Frequently asked questions

What is a strangle on ULTY?
A strangle on ULTY is the strangle strategy applied to ULTY (etf). The strategy is structurally neutral / high-volatility (long premium, OTM): A long strangle buys an OTM call and an OTM put at offset strikes, cheaper than a straddle but requiring a larger underlying move to profit since both wings start out-of-the-money. With ULTY etf trading near $31.57, the strikes shown on this page are snapped to the nearest listed ULTY chain strike and the premiums come straight from the end-of-day bid/ask midpoint.
How are ULTY strangle max profit and max loss calculated?
Upside max profit is unbounded; downside max profit is bounded at the put strike minus the combined debit (reached at zero). Max loss equals the combined debit times 100 (reached anywhere between the two OTM strikes). Two breakevens at call-strike plus debit and put-strike minus debit. For the ULTY strangle priced from the end-of-day chain at a 30-day expiry (ATM IV 21.10%), the computed maximum profit is unbounded per contract and the computed maximum loss is -$107.50 per contract. Live intraday quotes will differ as the chain moves through the trading session.
What is the breakeven for a ULTY strangle?

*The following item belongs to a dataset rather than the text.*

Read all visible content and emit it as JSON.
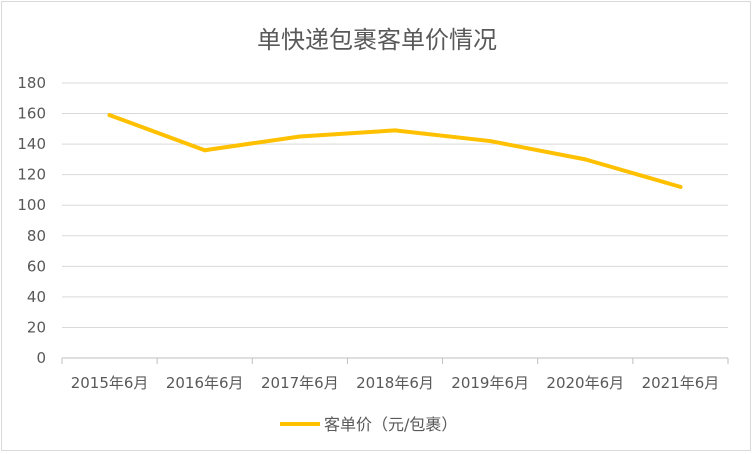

The breakeven for the ULTY strangle priced on this page is roughly $28.93 and $34.08 at expiration, derived from end-of-day chain premiums. Breakeven is the underlying price at which the strategy's P&L crosses zero ignoring transaction costs and assignment risk. The current ULTY market-implied 1-standard-deviation expected move is approximately 6.05%; if the move sits well outside the breakeven distance, the structure's risk-reward becomes correspondingly tighter.
When should you consider a strangle on ULTY?
Strangles on ULTY are the cheaper cousin of the straddle - traders use them when they want a large directional move but are willing to give up the inner-strike sensitivity in exchange for a lower up-front debit on the ULTY chain.
How does current ULTY implied volatility affect this strangle?
ULTY ATM IV is at 21.10% with IV rank near 4.13%, which is on the low end of its 1-year range. Premium-buying structures (long call, long put, debit spreads) are relatively cheap in this regime; premium-selling structures collect less credit per unit risk.